The Asteroid Manager:
The class that I assigned to make the heightmaps is the AAsteroidManager. It should be a singleton, but time constraints forced me to focus more on getting the thing working than perfectly implementing design patterns. At some point in the future I will get around to implementing it as a singleton but for now just know that was the intent.
At the moment, AAsteroidManager is responsible for creating heightmaps and that's about it. I didn't have time to get it to apply to the material, so right now that has to be done manually, but that should be able to be fixed when I have a free afternoon.
Anyway, here's all the code and a broad explanation of how it works:
AsteroidManager.h
AsteroidManager.cpp
NewVariants()
Line 20 we update the settings on the noise generator so that the noise output has the properties given by ShapeSettings.
Lines 22-36 we create the texture array asset
Line 39 can be uncommented to create the asteroid sphere mask, but since it outputs the same texture every time I commented it out
Lines 42-49 we create the new heightmaps and add them to the texture array
Line 51 at this point the texture array should be fine but in the editor the asset doesn't seem to recognize that it's textures have changed so this line was trying to force the asset to update (this is what I did when updating materials) but it didn't work.
CreateHeightmapTexture()
This is the standard function I use to create a texture with 2 changes.
Line 74 we get a random number 0-1 and make it bigger by multiplying by 1000 which is then used on line 82 when we sample some noise.
CreateSphereTexture(FString TextureName)
Exact same standard texture creation function with one difference.
Line 144 we get the 3D location on a unit sphere of the current point on the texture.
PointOnUnitSphere(FVector2D pointOnUnitSquare)
Line 183 we define the normals for each face
Lines 186-199 we find the face of the cube that the current point is on, returning zero if it isn't.
Lines 201-208 are ripped from the terrestrial planet generation with only a change to percent to make it work on a flat plane.
Line 209 we have to absolute value because textures can't have negative values.
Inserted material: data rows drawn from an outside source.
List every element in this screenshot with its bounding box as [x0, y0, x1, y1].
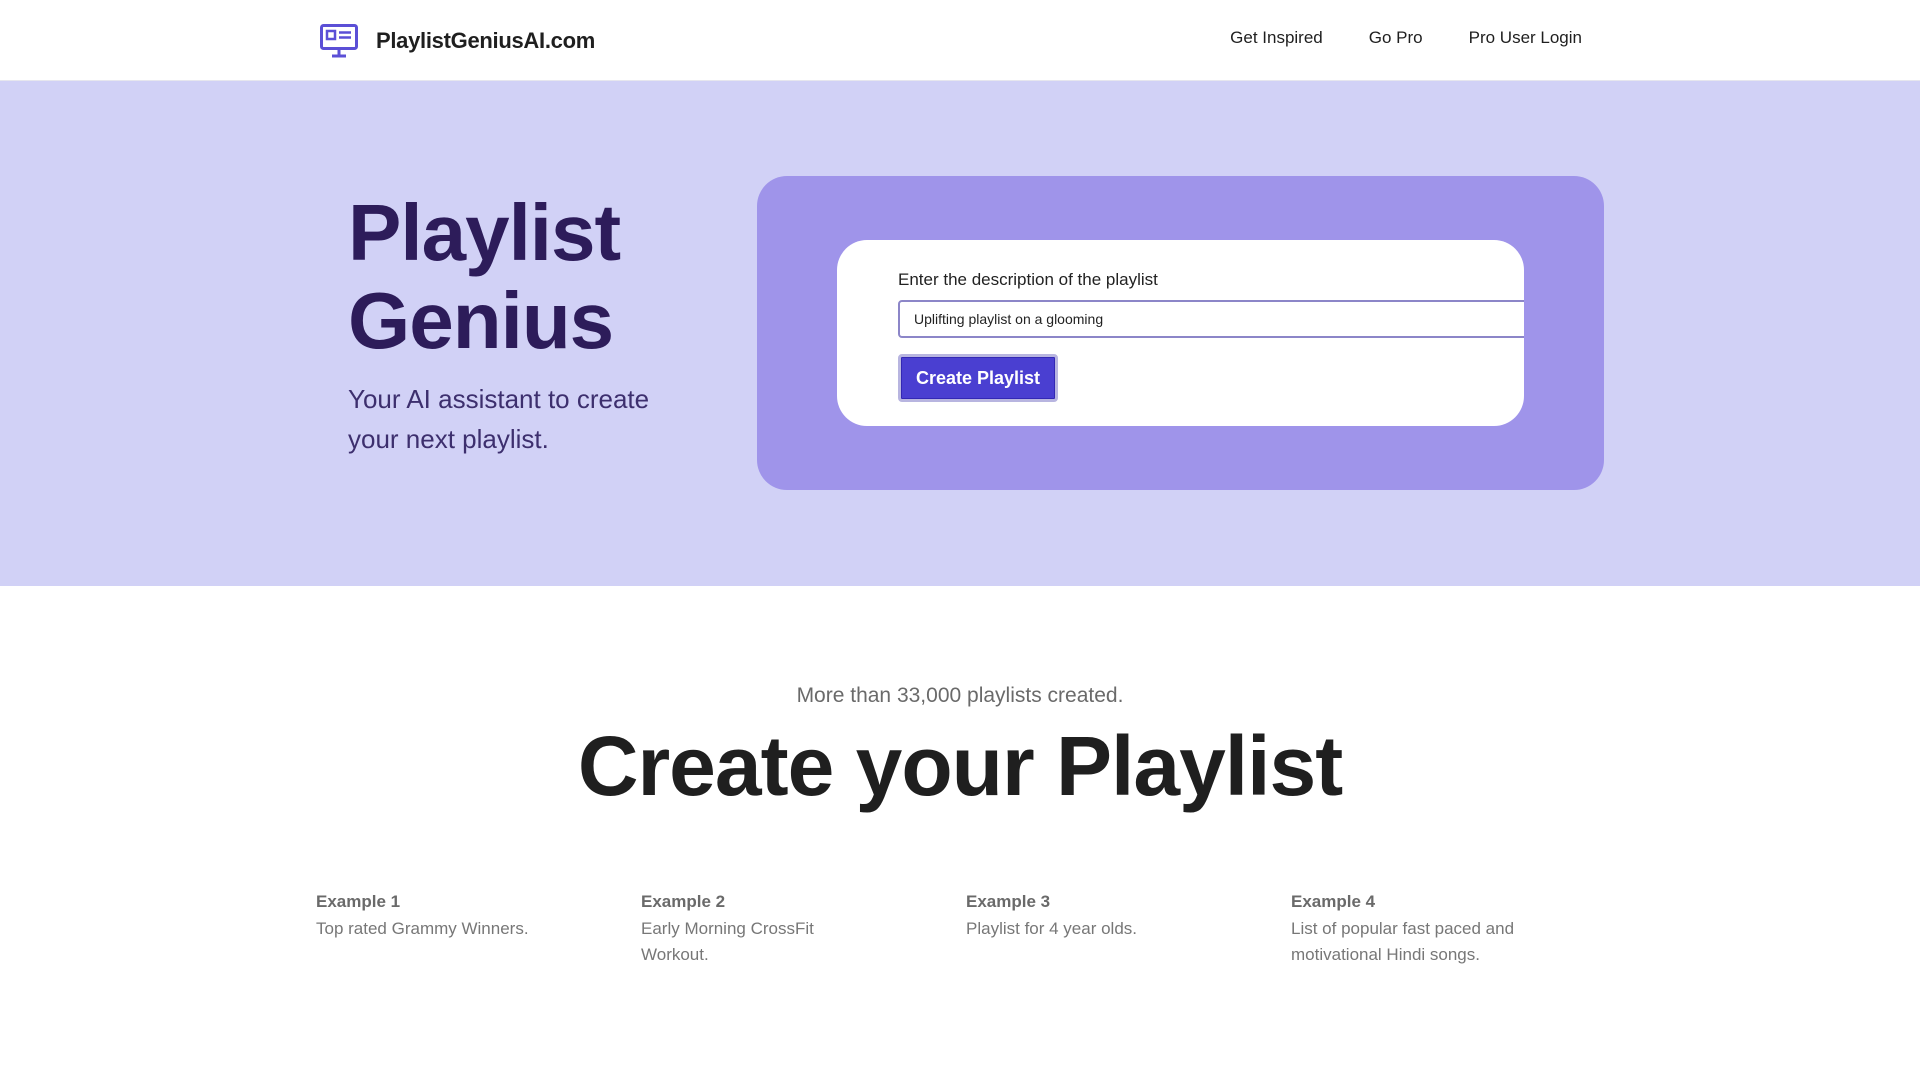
example-text: Early Morning CrossFit Workout.	[641, 919, 814, 964]
nav-get-inspired[interactable]: Get Inspired	[1230, 28, 1323, 48]
example-title: Example 1	[316, 892, 401, 911]
create-playlist-button[interactable]: Create Playlist	[898, 354, 1058, 402]
main-nav: Get Inspired Go Pro Pro User Login	[1230, 28, 1582, 48]
playlist-form-card: Enter the description of the playlist Cr…	[837, 240, 1524, 426]
brand-name: PlaylistGeniusAI.com	[376, 28, 595, 53]
example-item[interactable]: Example 3 Playlist for 4 year olds.	[966, 892, 1291, 968]
example-title: Example 4	[1291, 892, 1376, 911]
hero-subtitle: Your AI assistant to create your next pl…	[348, 384, 650, 454]
nav-pro-user-login[interactable]: Pro User Login	[1469, 28, 1582, 48]
description-input[interactable]	[898, 300, 1524, 338]
example-title: Example 3	[966, 892, 1051, 911]
description-label: Enter the description of the playlist	[898, 270, 1158, 289]
example-item[interactable]: Example 4 List of popular fast paced and…	[1291, 892, 1616, 968]
example-item[interactable]: Example 1 Top rated Grammy Winners.	[316, 892, 641, 968]
example-text: Playlist for 4 year olds.	[966, 919, 1138, 938]
hero-section: Playlist Genius Your AI assistant to cre…	[0, 81, 1920, 586]
brand-link[interactable]: PlaylistGeniusAI.com	[320, 24, 595, 58]
hero-title-line2: Genius	[348, 276, 614, 365]
site-header: PlaylistGeniusAI.com Get Inspired Go Pro…	[0, 0, 1920, 81]
examples-list: Example 1 Top rated Grammy Winners. Exam…	[316, 892, 1616, 968]
playlists-count-text: More than 33,000 playlists created.	[796, 684, 1124, 707]
example-text: Top rated Grammy Winners.	[316, 919, 529, 938]
monitor-icon	[320, 24, 358, 58]
nav-go-pro[interactable]: Go Pro	[1369, 28, 1423, 48]
hero-title-line1: Playlist	[348, 188, 621, 277]
example-text: List of popular fast paced and motivatio…	[1291, 919, 1515, 964]
hero-title: Playlist Genius	[348, 189, 728, 365]
example-item[interactable]: Example 2 Early Morning CrossFit Workout…	[641, 892, 966, 968]
section-title: Create your Playlist	[577, 719, 1343, 813]
form-panel: Enter the description of the playlist Cr…	[757, 176, 1604, 490]
example-title: Example 2	[641, 892, 726, 911]
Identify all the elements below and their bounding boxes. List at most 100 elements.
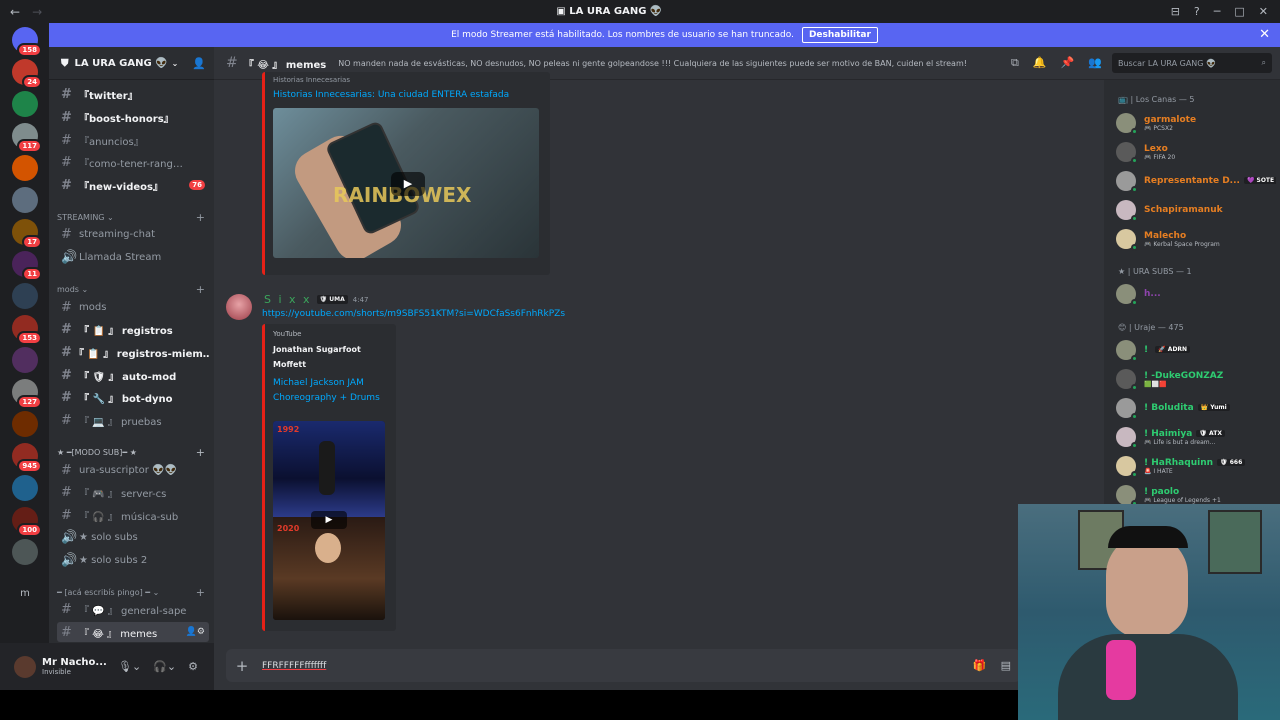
voice-channel-llamada[interactable]: 🔊 Llamada Stream (57, 247, 209, 267)
server-icon[interactable]: 158 (12, 27, 42, 57)
video-thumbnail[interactable]: 1992 2020 ▶ (273, 421, 385, 620)
inbox-icon[interactable]: ⊟ (1171, 5, 1180, 18)
voice-channel-solo-subs-2[interactable]: 🔊 ★ solo subs 2 (57, 550, 209, 570)
play-icon[interactable]: ▶ (391, 172, 425, 196)
embed-title[interactable]: Michael Jackson JAM Choreography + Drums (273, 376, 396, 406)
add-channel-icon[interactable]: + (196, 586, 205, 599)
close-window-icon[interactable]: ✕ (1259, 5, 1268, 18)
message-input[interactable]: + FFRFFFFFfffffff 🎁 ▤ (226, 649, 1021, 682)
channel-server-cs[interactable]: # 『 🎮 』 server-cs (57, 482, 209, 502)
channel-registros[interactable]: # 『 📋 』 registros (57, 319, 209, 339)
channel-musica-sub[interactable]: # 『 🎧 』 música-sub (57, 505, 209, 525)
category-streaming[interactable]: STREAMING ⌄ + (57, 211, 209, 224)
member-row[interactable]: Malecho 🎮 Kerbal Space Program (1116, 226, 1276, 252)
add-channel-icon[interactable]: + (196, 211, 205, 224)
forward-arrow-icon[interactable]: → (32, 5, 42, 19)
member-row[interactable]: Schapiramanuk (1116, 197, 1276, 223)
channel-new-videos[interactable]: # 『new-videos』 76 (57, 175, 209, 195)
status-dot (1131, 355, 1138, 362)
pin-icon[interactable]: 📌 (1061, 56, 1075, 70)
status-dot (1131, 157, 1138, 164)
gift-icon[interactable]: 🎁 (973, 659, 987, 672)
channel-mods[interactable]: # mods (57, 297, 209, 317)
category-modo-sub[interactable]: ★ ━[MODO SUB]━ ★ + (57, 446, 209, 459)
member-row[interactable]: garmalote 🎮 PCSX2 (1116, 110, 1276, 136)
server-icon[interactable] (12, 283, 38, 309)
member-row[interactable]: Lexo 🎮 FIFA 20 (1116, 139, 1276, 165)
server-icon[interactable] (12, 155, 38, 181)
channel-anuncios[interactable]: # 『anuncios』 (57, 130, 209, 150)
member-activity: 🚨 I HATE (1144, 467, 1173, 475)
member-row[interactable]: ! 🚀 ADRN (1116, 337, 1276, 363)
embed-author[interactable]: Jonathan Sugarfoot Moffett (273, 342, 396, 372)
server-icon[interactable]: 17 (12, 219, 42, 249)
threads-icon[interactable]: ⧉ (1011, 56, 1019, 70)
category-mods[interactable]: mods ⌄ + (57, 283, 209, 296)
avatar (1116, 113, 1138, 135)
message-link[interactable]: https://youtube.com/shorts/m9SBFS51KTM?s… (262, 309, 565, 319)
server-header[interactable]: ⛊ LA URA GANG 👽 ⌄ 👤 (49, 47, 214, 80)
channel-topic[interactable]: NO manden nada de esvásticas, NO desnudo… (338, 59, 967, 68)
add-channel-icon[interactable]: + (196, 283, 205, 296)
add-channel-icon[interactable]: + (196, 446, 205, 459)
server-icon[interactable] (12, 411, 38, 437)
server-icon[interactable]: 945 (12, 443, 42, 473)
gif-icon[interactable]: ▤ (1001, 659, 1011, 672)
channel-como-tener-rango[interactable]: # 『como-tener-rang… (57, 152, 209, 172)
server-icon[interactable] (12, 347, 38, 373)
server-icon[interactable] (12, 91, 38, 117)
message-author[interactable]: S i x x (264, 293, 312, 306)
avatar[interactable] (14, 655, 36, 678)
voice-channel-solo-subs[interactable]: 🔊 ★ solo subs (57, 527, 209, 547)
member-row[interactable]: Representante D... 💜 SOTE (1116, 168, 1276, 194)
channel-auto-mod[interactable]: # 『 🛡 』 auto-mod (57, 365, 209, 385)
category-aca-escribis[interactable]: ━ [acá escribís pingo] ━ ⌄ + (57, 586, 209, 599)
channel-memes[interactable]: # 『 😂 』 memes 👤⚙ (57, 622, 209, 642)
add-attachment-icon[interactable]: + (226, 657, 258, 675)
play-icon[interactable]: ▶ (311, 511, 347, 529)
server-icon[interactable]: 153 (12, 315, 42, 345)
channel-registros-miembros[interactable]: # 『 📋 』 registros-miem… (57, 342, 209, 362)
channel-twitter[interactable]: # 『twitter』 (57, 84, 209, 104)
member-row[interactable]: ! HaRhaquinn 🛡 666 🚨 I HATE (1116, 453, 1276, 479)
disable-streamer-button[interactable]: Deshabilitar (801, 27, 878, 43)
video-thumbnail[interactable]: RAINBOWEX ▶ (273, 108, 539, 258)
member-row[interactable]: ! Haimiya 🛡 ATX 🎮 Life is but a dream... (1116, 424, 1276, 450)
server-icon[interactable] (12, 475, 38, 501)
server-icon[interactable]: 24 (12, 59, 42, 89)
server-icon[interactable] (12, 187, 38, 213)
server-icon[interactable] (12, 539, 38, 565)
server-icon[interactable]: 127 (12, 379, 42, 409)
close-icon[interactable]: ✕ (1259, 27, 1270, 42)
gear-icon[interactable]: ⚙ (188, 660, 198, 673)
folder-icon[interactable]: m (12, 581, 38, 607)
server-icon[interactable]: 11 (12, 251, 42, 281)
help-icon[interactable]: ? (1194, 5, 1200, 18)
member-name-text: ! Boludita (1144, 403, 1194, 413)
member-row[interactable]: ! Boludita 👑 Yumi (1116, 395, 1276, 421)
minimize-icon[interactable]: ─ (1214, 5, 1221, 18)
member-row[interactable]: ! paolo 🎮 League of Legends +1 (1116, 482, 1276, 505)
settings-icon[interactable]: 👤⚙ (186, 627, 205, 637)
avatar[interactable] (226, 294, 252, 320)
member-row[interactable]: ! -DukeGONZAZ 🟩⬜🟥 (1116, 366, 1276, 392)
server-icon[interactable]: 100 (12, 507, 42, 537)
member-row[interactable]: h... (1116, 281, 1276, 307)
member-list-icon[interactable]: 👥 (1088, 56, 1102, 70)
channel-bot-dyno[interactable]: # 『 🔧 』 bot-dyno (57, 387, 209, 407)
channel-streaming-chat[interactable]: # streaming-chat (57, 224, 209, 244)
search-input[interactable]: Buscar LA URA GANG 👽 ⌕ (1112, 53, 1272, 73)
channel-boost-honors[interactable]: # 『boost-honors』 (57, 107, 209, 127)
member-name-text: ! HaRhaquinn (1144, 457, 1214, 468)
headphones-icon[interactable]: 🎧⌄ (153, 660, 176, 673)
channel-general-sape[interactable]: # 『 💬 』 general-sape (57, 599, 209, 619)
embed-title[interactable]: Historias Innecesarias: Una ciudad ENTER… (273, 88, 550, 103)
server-icon[interactable]: 117 (12, 123, 42, 153)
channel-pruebas[interactable]: # 『 💻 』 pruebas (57, 410, 209, 430)
bell-icon[interactable]: 🔔 (1033, 56, 1047, 70)
invite-icon[interactable]: 👤 (192, 57, 206, 70)
microphone-icon[interactable]: 🎙⌄ (118, 660, 141, 673)
back-arrow-icon[interactable]: ← (10, 5, 20, 19)
maximize-icon[interactable]: □ (1234, 5, 1244, 18)
channel-ura-suscriptor[interactable]: # ura-suscriptor 👽👽 (57, 460, 209, 480)
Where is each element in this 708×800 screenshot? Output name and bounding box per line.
The negatives are put back in the material when we multiply by the vertex normal
IsPointWithinFace(FVector2D pointToTest, int8 faceToTest)
Used on line 190 when finding the corresponding face to point on the texture.
This function compares the pointToTest against the UVs of Coordinates (defined in the private section of the header file) where the zeroth index is the top left corner and the first is the bottom right.